Yesterday, former Met Police Commissioner Sir Paul Stephenson revealed he too had been told pornography had been found on a computer seized from Green’s office nine years ago. But Green’s response yesterday was very different from his original reaction a week ago. Then he said the claims were false, yesterday he said simply they hadn’t been put to him at the time. One senior Tory tells the Times the latest revelations were “not good” and Green’s response should have been more circumspect. Still, it may well be difficult to prove who exactly was responsible for downloading the porn. Green’s bigger problem will be if other women have come forward and repeated claims similar to those of Kate Maltby, a party activist who says he touched her inappropriately.
As for Parliament’s wider sex harassment problem, the SNP’s Westminster leader Ian Blackford told Radio 4’s Westminster Hour that “MPs need to be trained on how they should behave..on an annual basis. There has to be a refresher course”. Meanwhile, speaking of sex and sexuality, there are several tabloid splashes today on the Church of England’s (eminently sensible) guidance that primary schools should combat bullying of children who try different gender roles when dressing up. It’s that kind of hysteria that is a reminder that wilful distortion and bile in our newspapers long predate the ‘alt Left’ or ‘alt Right’ online news sites.
Before the election, new Labour types could barely say Jeremy Corbyn’s name without wanting to punch a wall. Watch Gordon Brown barely say his party leader’s name…as he calls him ‘Jeffrey’. (key bit is 1m 10secs)
Britain’s housing crisis is one of the many factors that has helped fuel unease among public that the system is working against them, and can partly explain both Brexit and the last general election. Theresa May rightly recognised the political imperative in her party conference speech this year, promising “I will dedicate my premiership to fixing this problem”. Even Chancellor Philip Hammond wanted in on the action (housing is part of the key to our productivity and social mobility problems).

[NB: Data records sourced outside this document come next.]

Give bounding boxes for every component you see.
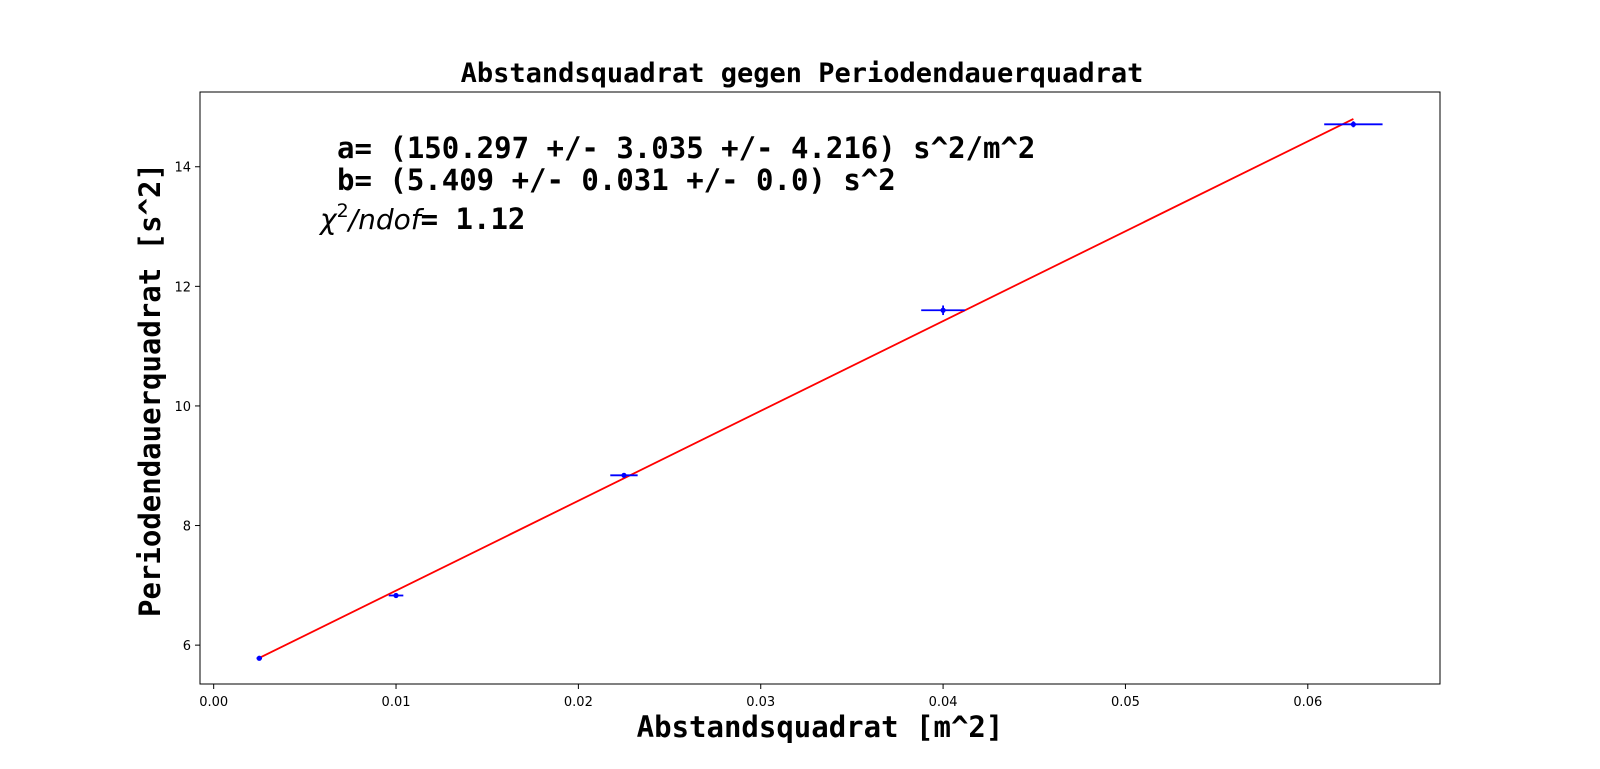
annotation-chi: χ2/ndof= 1.12 xyxy=(318,200,525,236)
annotation-b: b= (5.409 +/- 0.031 +/- 0.0) s^2 xyxy=(337,163,896,197)
data-point xyxy=(388,592,404,599)
chart-title: Abstandsquadrat gegen Periodendauerquadr… xyxy=(461,58,1144,89)
y-tick-label: 12 xyxy=(174,280,191,295)
x-tick-label: 0.03 xyxy=(746,695,775,710)
data-point xyxy=(610,472,638,478)
chi-symbol: χ xyxy=(318,203,338,236)
point-marker xyxy=(940,307,946,313)
fit-line-group xyxy=(258,118,1354,659)
x-tick-label: 0.06 xyxy=(1293,695,1322,710)
y-tick-label: 8 xyxy=(183,520,191,535)
chi-exponent: 2 xyxy=(337,200,349,222)
point-marker xyxy=(256,655,262,661)
x-tick-label: 0.05 xyxy=(1111,695,1140,710)
annotation-a: a= (150.297 +/- 3.035 +/- 4.216) s^2/m^2 xyxy=(337,131,1035,165)
y-tick-label: 14 xyxy=(174,161,191,176)
data-points-group xyxy=(256,121,1383,661)
fit-line xyxy=(258,118,1354,659)
y-tick-label: 6 xyxy=(183,639,191,654)
point-marker xyxy=(621,472,627,478)
point-marker xyxy=(1350,121,1356,127)
chi-denominator: /ndof xyxy=(346,203,425,236)
y-axis-ticks: 6 8 10 12 14 xyxy=(174,161,200,654)
x-tick-label: 0.00 xyxy=(199,695,228,710)
x-tick-label: 0.02 xyxy=(564,695,593,710)
x-tick-label: 0.04 xyxy=(929,695,958,710)
y-tick-label: 10 xyxy=(174,400,191,415)
data-point xyxy=(256,655,262,661)
y-axis-label: Periodendauerquadrat [s^2] xyxy=(133,163,167,617)
point-marker xyxy=(393,592,399,599)
x-tick-label: 0.01 xyxy=(382,695,411,710)
chi-value: = 1.12 xyxy=(421,202,526,236)
data-point xyxy=(1324,121,1383,128)
x-axis-label: Abstandsquadrat [m^2] xyxy=(637,710,1004,744)
x-axis-ticks: 0.00 0.01 0.02 0.03 0.04 0.05 0.06 xyxy=(199,684,1322,710)
data-point xyxy=(921,305,965,316)
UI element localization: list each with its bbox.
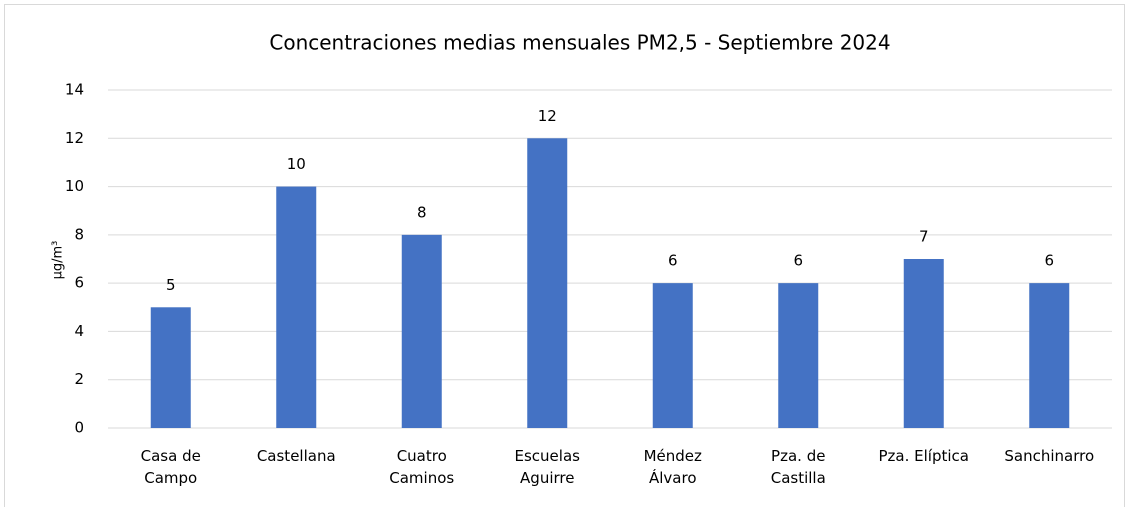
y-tick-label: 4 [74, 322, 84, 340]
y-tick-label: 6 [74, 274, 84, 292]
x-tick-label-line: Sanchinarro [1004, 447, 1094, 465]
x-tick-label-line: Escuelas [515, 447, 581, 465]
data-label: 6 [793, 252, 803, 270]
x-tick-label: Pza. Elíptica [879, 447, 969, 465]
x-tick-label: Cuatro Caminos [389, 447, 454, 487]
x-tick-label: Castellana [257, 447, 336, 465]
y-tick-label: 0 [74, 419, 84, 437]
bar [652, 283, 693, 428]
data-label: 6 [1044, 252, 1054, 270]
x-tick-label-line: Campo [144, 469, 197, 487]
x-tick-label-line: Pza. Elíptica [879, 447, 969, 465]
x-tick-label-line: Castilla [771, 469, 826, 487]
data-label: 12 [538, 107, 557, 125]
x-tick-label: Sanchinarro [1004, 447, 1094, 465]
bar [778, 283, 819, 428]
data-label: 8 [417, 203, 427, 221]
y-tick-label: 8 [74, 225, 84, 243]
x-tick-label-line: Méndez [644, 447, 702, 465]
x-tick-label: Escuelas Aguirre [515, 447, 581, 487]
y-tick-label: 12 [65, 129, 84, 147]
y-tick-label: 2 [74, 370, 84, 388]
x-tick-label-line: Castellana [257, 447, 336, 465]
x-tick-label-line: Casa de [141, 447, 201, 465]
x-tick-label-line: Pza. de [771, 447, 825, 465]
data-label: 5 [166, 276, 176, 294]
y-axis-label: µg/m³ [51, 241, 66, 280]
bar [1029, 283, 1070, 428]
data-label: 7 [919, 228, 929, 246]
x-tick-label-line: Aguirre [520, 469, 574, 487]
x-tick-label: Pza. de Castilla [771, 447, 826, 487]
x-tick-label-line: Cuatro [397, 447, 447, 465]
bar [903, 259, 944, 428]
bar [150, 307, 191, 428]
x-tick-label-line: Caminos [389, 469, 454, 487]
bar [401, 234, 442, 428]
y-tick-label: 14 [65, 81, 84, 99]
y-tick-label: 10 [65, 177, 84, 195]
bar [276, 186, 317, 428]
x-tick-label: Méndez Álvaro [644, 447, 702, 487]
x-tick-label: Casa de Campo [141, 447, 201, 487]
data-label: 6 [668, 252, 678, 270]
chart-title: Concentraciones medias mensuales PM2,5 -… [269, 31, 890, 55]
data-label: 10 [287, 155, 306, 173]
x-tick-label-line: Álvaro [649, 468, 697, 487]
bar [527, 138, 568, 429]
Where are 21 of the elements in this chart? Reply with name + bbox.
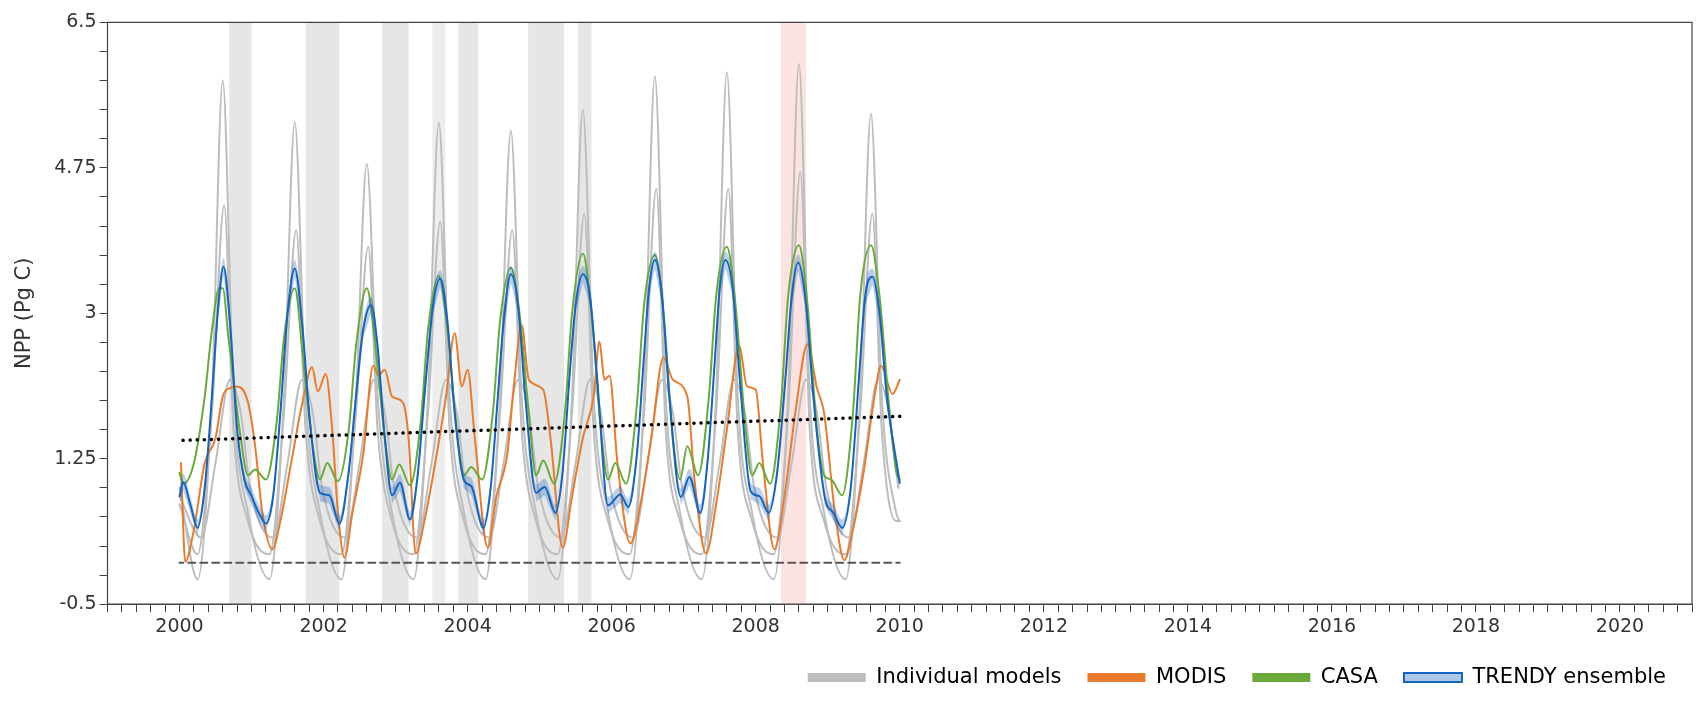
x-tick-label: 2012 — [1019, 613, 1068, 636]
y-tick-label: 4.75 — [54, 154, 97, 177]
x-tick-label: 2014 — [1163, 613, 1213, 636]
x-tick-label: 2006 — [587, 613, 636, 636]
x-tick-label: 2002 — [299, 613, 348, 636]
y-tick-label: 6.5 — [66, 9, 97, 32]
legend-label: CASA — [1320, 663, 1379, 688]
y-tick-label: -0.5 — [59, 591, 97, 614]
legend-label: MODIS — [1155, 663, 1227, 688]
legend-label: Individual models — [876, 663, 1062, 688]
x-tick-label: 2008 — [731, 613, 780, 636]
x-tick-label: 2018 — [1451, 613, 1501, 636]
y-tick-label: 1.25 — [54, 445, 97, 468]
y-axis-title: NPP (Pg C) — [11, 257, 36, 370]
x-tick-label: 2010 — [875, 613, 924, 636]
y-tick-label: 3 — [84, 300, 97, 323]
x-tick-label: 2020 — [1595, 613, 1645, 636]
x-tick-label: 2016 — [1307, 613, 1357, 636]
legend-label: TRENDY ensemble — [1471, 663, 1667, 688]
x-tick-label: 2004 — [443, 613, 492, 636]
x-tick-label: 2000 — [155, 613, 204, 636]
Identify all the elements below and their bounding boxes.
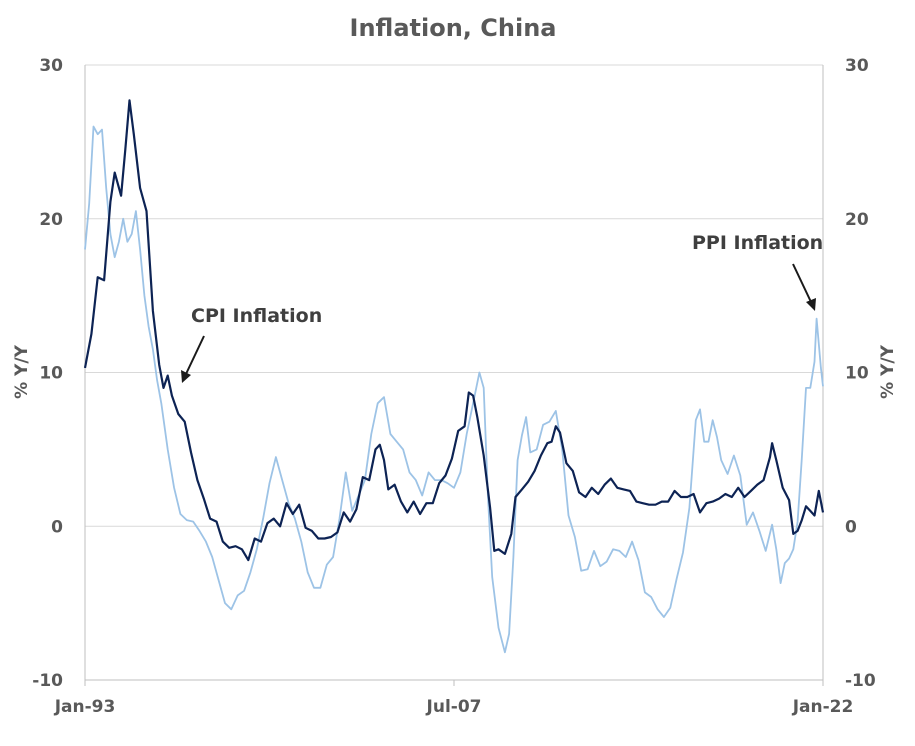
right-y-tick-labels: 30 20 10 0 -10 <box>845 56 876 691</box>
x-tick-label: Jan-22 <box>792 697 854 717</box>
ppi-arrowhead <box>806 298 816 311</box>
axes <box>84 65 824 686</box>
y-tick-label-left: 20 <box>39 210 63 230</box>
cpi-annotation-arrow <box>185 335 205 375</box>
cpi-arrowhead <box>181 370 191 383</box>
y-tick-label-right: 30 <box>845 56 869 76</box>
y-tick-label-left: -10 <box>32 671 63 691</box>
cpi-line <box>83 99 825 562</box>
series-lines <box>83 99 825 654</box>
x-tick-label: Jan-93 <box>54 697 116 717</box>
x-tick-labels: Jan-93 Jul-07 Jan-22 <box>54 697 854 717</box>
y-tick-label-left: 10 <box>39 364 63 384</box>
ppi-annotation-arrow <box>792 263 812 303</box>
y-tick-label-left: 30 <box>39 56 63 76</box>
left-y-axis-label: % Y/Y <box>12 344 32 398</box>
cpi-annotation: CPI Inflation <box>181 305 322 383</box>
ppi-annotation: PPI Inflation <box>692 232 823 311</box>
y-tick-label-right: 10 <box>845 364 869 384</box>
gridlines <box>85 64 823 527</box>
y-tick-label-left: 0 <box>51 517 63 537</box>
y-tick-label-right: 0 <box>845 517 857 537</box>
left-y-tick-labels: 30 20 10 0 -10 <box>32 56 63 691</box>
cpi-annotation-label: CPI Inflation <box>191 305 322 327</box>
y-tick-label-right: 20 <box>845 210 869 230</box>
chart-title: Inflation, China <box>350 14 557 42</box>
right-y-axis-label: % Y/Y <box>878 344 898 398</box>
ppi-annotation-label: PPI Inflation <box>692 232 823 254</box>
x-tick-label: Jul-07 <box>426 697 482 717</box>
y-tick-label-right: -10 <box>845 671 876 691</box>
ppi-line <box>84 125 824 654</box>
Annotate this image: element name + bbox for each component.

But the FT reports today that the Budget is not now expected to deliver radical change to either building on the Green Belt or giving the public sector a bigger housebuilding role. This may stem from Treasury frustration with No.10 (Hammond wants to tear up some Green Belt, the PM doesn’t, Sajid Javid is somewhere in the middle). Yet in the Sun, former housing minister Nick Boles floats his mini-manifesto including forcing developers to sell greenfield land.
Boles, whose enthusiasm for building on Green Belt is not shared by Tory MPs in the shires (enough to wipe the PM’s wafer thin majority), also suggests a ‘Grenfell Housing Commission’ to build half a million new homes as a lasting legacy of the tragedy. And five months on from the awful fire, Labour’s new MP for Kensington and Chelsea Emma Dent Coad today publishes her own report on the deep inequalities that tell the wider story of the area.
Among the most shocking examples of deprivation in this wealthiest of boroughs are: children hospitalised with hypocalceamic shock caused by a lack of calcium; one child diagnosed with rickets; adults with TB; a man in the wealthy Hans Town area has a life expectancy of 94, 22 years longer than his counterpart in the deprived Golborne wards, where the average age of a man is 72. “If trickle down economics worked, we would not have four food banks in K&C,” she says.